In 2012 they created the Acid Control and Acid Crime Prevention Act. A law that imposes stricter penalties on perpetrators of acid attacks – it can carry a sentence of lifetime imprisonment – and provides greater support to victims.
Some encouraging legal developments include the 2018 Acid and Burn Crime Bill. This bill ensures free healthcare and rehabilitation services for victims of acid burns in order to help them cope with the physical and psychological disabilities. It also sets life imprisonment as the maximum penalty should an attack lead to death but only 7 years for intentionally harming but not killing the victim.
New laws have apparently been effective – although firm figures are hard to come by as a significant number of cases are not reported. According to data from the Acid Survivors Foundation Pakistan, in 2018 there were 57 reported corrosive attacks with 80 victims, a 50 per cent decline from 2014, when a record 153 victims were subject to attacks. 85 per cent of those attacks occurred in Punjab province.
Acid Availability
The primary cause of acid attacks in Pakistan, especially in Punjab, is the widespread availability of cheap acid on the market. Acid and other corrosive substances are used extensively in the province by farmers growing cotton, rice, and wheat who use it for seed sterilisation and treatment.
You can buy a bottle of deadly sulphuric acid for just a few dirhams with no questions asked.
‘In 50 Rupees, the life of someone can be changed forever,’ explains Gul Hassan Abbas, Executive Director of Initiatives for Sustainable Development (ISD), an organisation involved in the drafting of an Acid Burns Bill.
‘The investigation and trial of these cases suggest that the easy availability of acid is one of the major causes of acid attacks in the province. There is a need to regulate the sale and purchase of acid and minimise its use for non-industrial purposes. Its sale and purchase should be fully documented so that it cannot remain available for acid violence.

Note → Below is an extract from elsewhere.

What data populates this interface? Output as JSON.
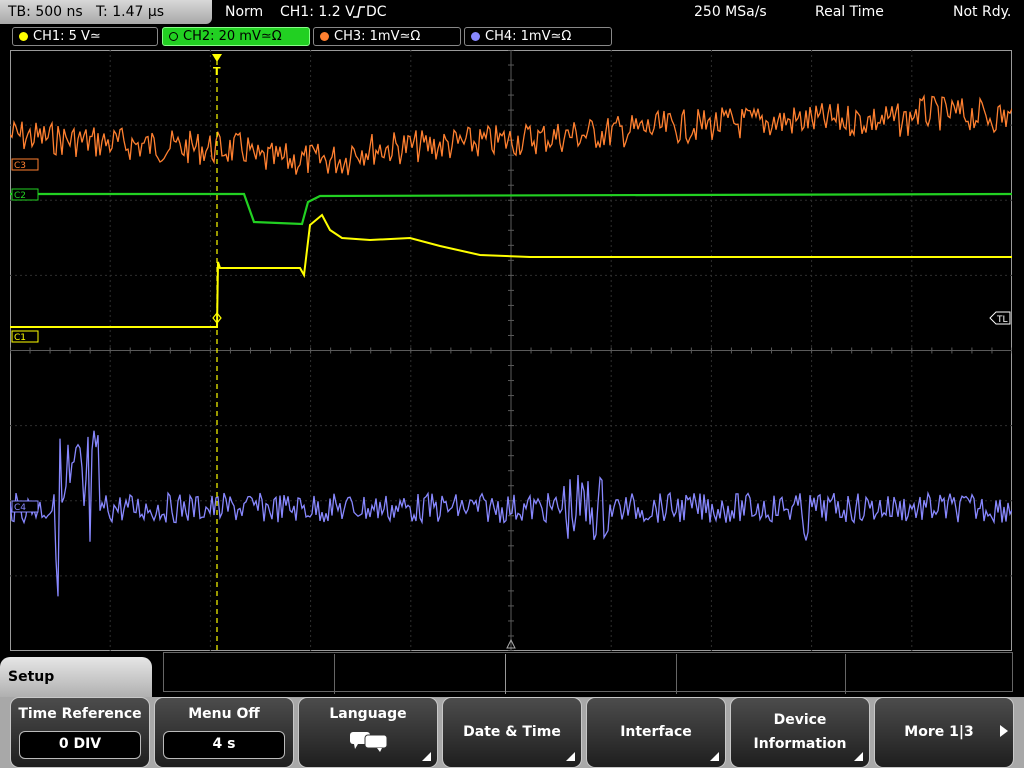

There is no law to regulate it in Punjab,’ he continued.
While the sale of acid and other corrosive substances is regulated under the Poisons Act, 1919, according to Abbas, it is not enough.
‘The Poisons Act, 1919 dealing with sales of poisons is very old, weak and limited. It is a federal law but the provincial governments have been empowered to frame rules to regulate sale and purchase of poisons. However, the rules have not been framed and the law addresses death or mischief by poisons only, not by acids or other corrosive substances.’
Suman Ali now lives alone. Her family hold her responsible for ruining the marriage of her elder sister and death of her husband in jail. Despite this, Suman maintains her morale. She continued her education, but wearing a veil to avoid uncomfortable questions. She is now working as a journalist in a private news organisation in Lahore and is surrounded by friends who don’t judge her for the scars or her past.